Adrien Segal (born 1985 in California) is an American artist, furniture maker, and sculptor, who uses data to inform her artwork. She is currently an adjunct professor of Furniture Design at the California College of the Arts and a practicing artist studio furniture maker.

== Education ==
Adrien Segal attended California College of the Arts in San Francisco, California, for her undergraduate degree, receiving a BFA in Furniture Design in 2007.

== Career ==
In her creative practice, Segal is a data sculptor who works with physical materials that reflect the ebb and flow of water in various manifestations. She often works with wood and metal, and she has a background in furniture design. She is interested in drawing attention to environmental changes through art. In order to create her pieces, she employs a combination of hand sculpting and technology, finishing pieces by hand. Her work has drawn from data from national water consumption statistics, 30 years of annual snowfall levels, and tidal patterns in the San Francisco Bay. She uses this scientific research to create physical sculptural forms that evoke a sensory experience to engage dialogue about changes in our natural environment.

Segal has exhibited work at the Richmond Art Center, Biblioteca Henestrosa in Oaxaca, Mexico, the Oakland Museum of California, and Ballroom Marfa in Texas. Her work has also been published in several books. Segal has held Artist Residencies at Oregon College of Art and Craft in Portland, the Bunnell Art Center in Alaska, and the Lucid Arts Foundation in Northern California, and Autodesk's Pier 9 Workshop in San Francisco.
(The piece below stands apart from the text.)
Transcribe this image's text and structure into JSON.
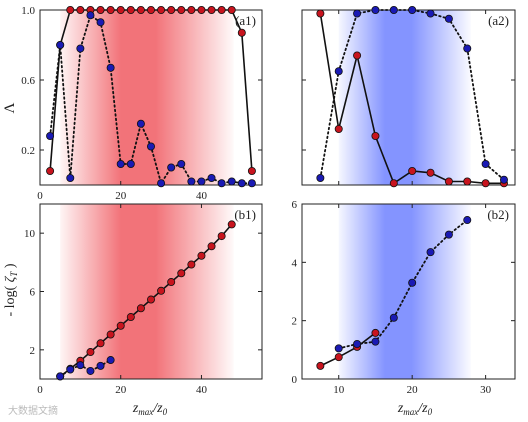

She was CCA's Wornick Distinguished Visiting Professor of Wood Arts in 2015 and has held visiting artist positions at San Diego State University, Oregon College of Art and Craft, and the University of the Arts. In addition to teaching, she pursues a creative practice out of her studio on the former Naval Base in Alameda, California.

Segal's work is included in the permanent collection of the Center for Art in Wood.

Tidal Datum of Kachemak Bay, a sculpture by Segal, commissioned by the City of Homer, AK

== Projects ==

===Tidal Datum ===
Scientific American has described Segal's Tidal Datum as "spectacular" with "unbeatable beauty and wonder." This piece was inspired by Sutro Baths, a seaside bathhouse located in San Francisco established in the 1920s where waters change with the tides. In order to create this piece, Segal used data obtained from the tide charts of the San Francisco Bay from the National Oceanic and Atmospheric Administration for the 29-day lunar cycle of in the months of April and May in 2006. As a result of this project, she has been inspired to create other pieces displaying the tide patterns of the Louisiana coast and of Homer, Alaska. Segal's 2006 Tidal Datum Table was featured on the cover of the book 500 Tables.

=== Snow Water Equivalent Cabinet ===

Drawing on snow survey data collected by the Natural Resources Conservation Service collected from 1980 to 2010 in the Western US and Alaska, this project looks at the change in snow water equivalent over time. Each drawer of the cabinet varies in depth and height based on the amount of snow water for a given year. It is a striking work built from ebonized ash and carved plywood and is currently in a private collection.